Ce 16 octobre 1970, le Prix Nobel de médecine décerné à trois savants travaillant sur les cellules nerveuses, le verdict des Assises de la Seine condamnant Claude Buffet à la réclusion perpétuelle pour le meurtre d’une femme et une prise d’otages à Montréal se partagent la Une de la «Tribune de Genève». Les Genevois, eux, s’inquiètent du manque de terrain à bâtir et des nuisances de l’aéroport, traités dans les pages locales du quotidien.

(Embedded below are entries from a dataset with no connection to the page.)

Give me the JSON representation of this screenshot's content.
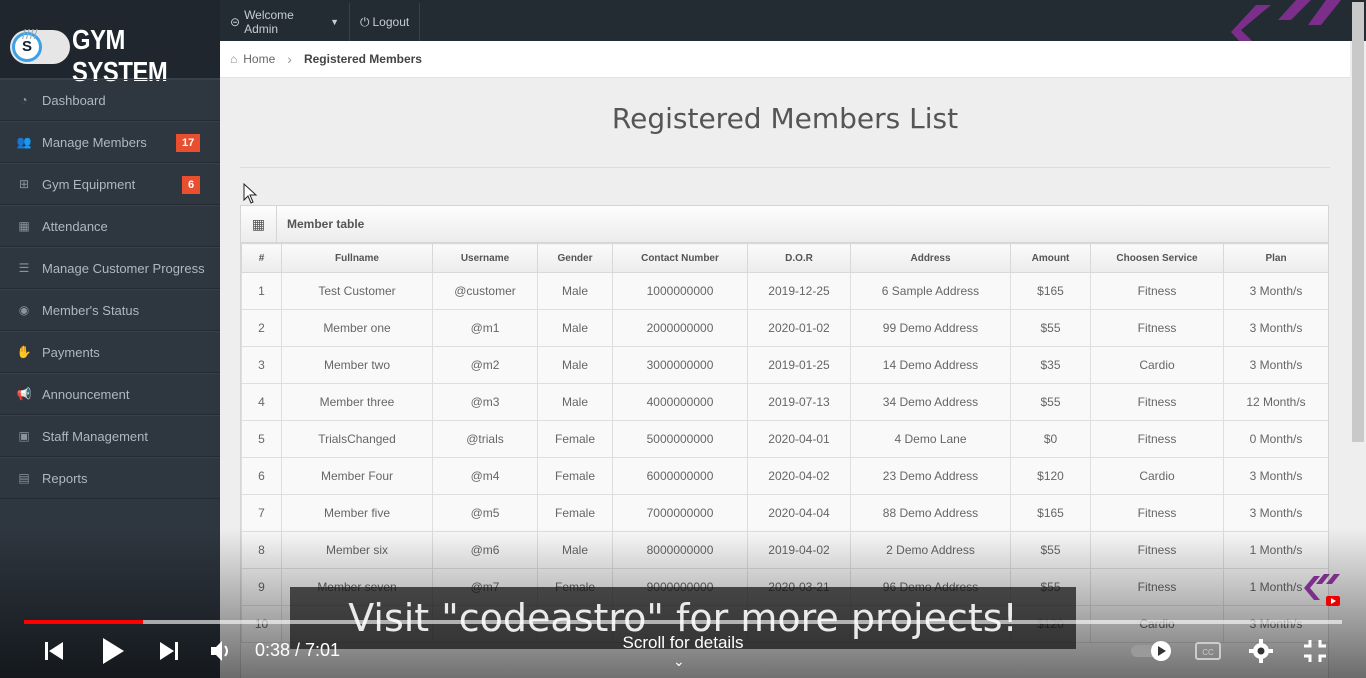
{
  "brand": {
    "badge_letter": "S",
    "stripes": "////",
    "name": "GYM SYSTEM"
  },
  "sidebar": {
    "items": [
      {
        "label": "Dashboard",
        "icon": "dashboard-icon",
        "glyph": "◔"
      },
      {
        "label": "Manage Members",
        "icon": "group-icon",
        "glyph": "👥",
        "badge": "17"
      },
      {
        "label": "Gym Equipment",
        "icon": "dumbbell-icon",
        "glyph": "⊞",
        "badge": "6"
      },
      {
        "label": "Attendance",
        "icon": "calendar-icon",
        "glyph": "▦"
      },
      {
        "label": "Manage Customer Progress",
        "icon": "list-icon",
        "glyph": "☰"
      },
      {
        "label": "Member's Status",
        "icon": "eye-icon",
        "glyph": "◉"
      },
      {
        "label": "Payments",
        "icon": "hand-icon",
        "glyph": "✋"
      },
      {
        "label": "Announcement",
        "icon": "bullhorn-icon",
        "glyph": "📢"
      },
      {
        "label": "Staff Management",
        "icon": "briefcase-icon",
        "glyph": "▣"
      },
      {
        "label": "Reports",
        "icon": "file-icon",
        "glyph": "▤"
      }
    ]
  },
  "topbar": {
    "welcome_label": "Welcome Admin",
    "welcome_icon": "⊝",
    "logout_label": "Logout",
    "logout_icon": "⏻"
  },
  "breadcrumb": {
    "home": "Home",
    "current": "Registered Members"
  },
  "page": {
    "title": "Registered Members List"
  },
  "table": {
    "panel_title": "Member table",
    "columns": [
      "#",
      "Fullname",
      "Username",
      "Gender",
      "Contact Number",
      "D.O.R",
      "Address",
      "Amount",
      "Choosen Service",
      "Plan"
    ],
    "rows": [
      [
        "1",
        "Test Customer",
        "@customer",
        "Male",
        "1000000000",
        "2019-12-25",
        "6 Sample Address",
        "$165",
        "Fitness",
        "3 Month/s"
      ],
      [
        "2",
        "Member one",
        "@m1",
        "Male",
        "2000000000",
        "2020-01-02",
        "99 Demo Address",
        "$55",
        "Fitness",
        "3 Month/s"
      ],
      [
        "3",
        "Member two",
        "@m2",
        "Male",
        "3000000000",
        "2019-01-25",
        "14 Demo Address",
        "$35",
        "Cardio",
        "3 Month/s"
      ],
      [
        "4",
        "Member three",
        "@m3",
        "Male",
        "4000000000",
        "2019-07-13",
        "34 Demo Address",
        "$55",
        "Fitness",
        "12 Month/s"
      ],
      [
        "5",
        "TrialsChanged",
        "@trials",
        "Female",
        "5000000000",
        "2020-04-01",
        "4 Demo Lane",
        "$0",
        "Fitness",
        "0 Month/s"
      ],
      [
        "6",
        "Member Four",
        "@m4",
        "Female",
        "6000000000",
        "2020-04-02",
        "23 Demo Address",
        "$120",
        "Cardio",
        "3 Month/s"
      ],
      [
        "7",
        "Member five",
        "@m5",
        "Female",
        "7000000000",
        "2020-04-04",
        "88 Demo Address",
        "$165",
        "Fitness",
        "3 Month/s"
      ],
      [
        "8",
        "Member six",
        "@m6",
        "Male",
        "8000000000",
        "2019-04-02",
        "2 Demo Address",
        "$55",
        "Fitness",
        "1 Month/s"
      ],
      [
        "9",
        "Member seven",
        "@m7",
        "Female",
        "9000000000",
        "2020-03-21",
        "96 Demo Address",
        "$55",
        "Fitness",
        "1 Month/s"
      ],
      [
        "10",
        "",
        "",
        "",
        "",
        "",
        "",
        "$120",
        "Cardio",
        "3 Month/s"
      ]
    ]
  },
  "video": {
    "caption": "Visit \"codeastro\" for more projects!",
    "time": "0:38 / 7:01",
    "scroll_hint": "Scroll for details",
    "progress_fraction": 0.09,
    "progress_color": "#ff0000"
  },
  "colors": {
    "sidebar_bg": "#2e363f",
    "topbar_bg": "#232b33",
    "badge": "#e94e2f",
    "accent": "#7b2f8a"
  }
}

Une lettre de travailleurs espagnols lue en séance et transmise au Conseil d’État concernant la pénurie de logement et l’examen des comptes-rendus administratif et financier de 1969 autorise le rapporteur général André Clerc à se poser la question de la hiérarchie des valeurs en ces termes: «assurer un toit à chacun est un impératif sans commune mesure avec le succès d’une saison théâtrale ou sportive».

Le maire de l’époque répond que «les terrains immédiatement disponibles à la construction sont très difficiles à trouver». Il ajoute que 23% du total des crédits extraordinaires sont allés à des acquisitions de terrains.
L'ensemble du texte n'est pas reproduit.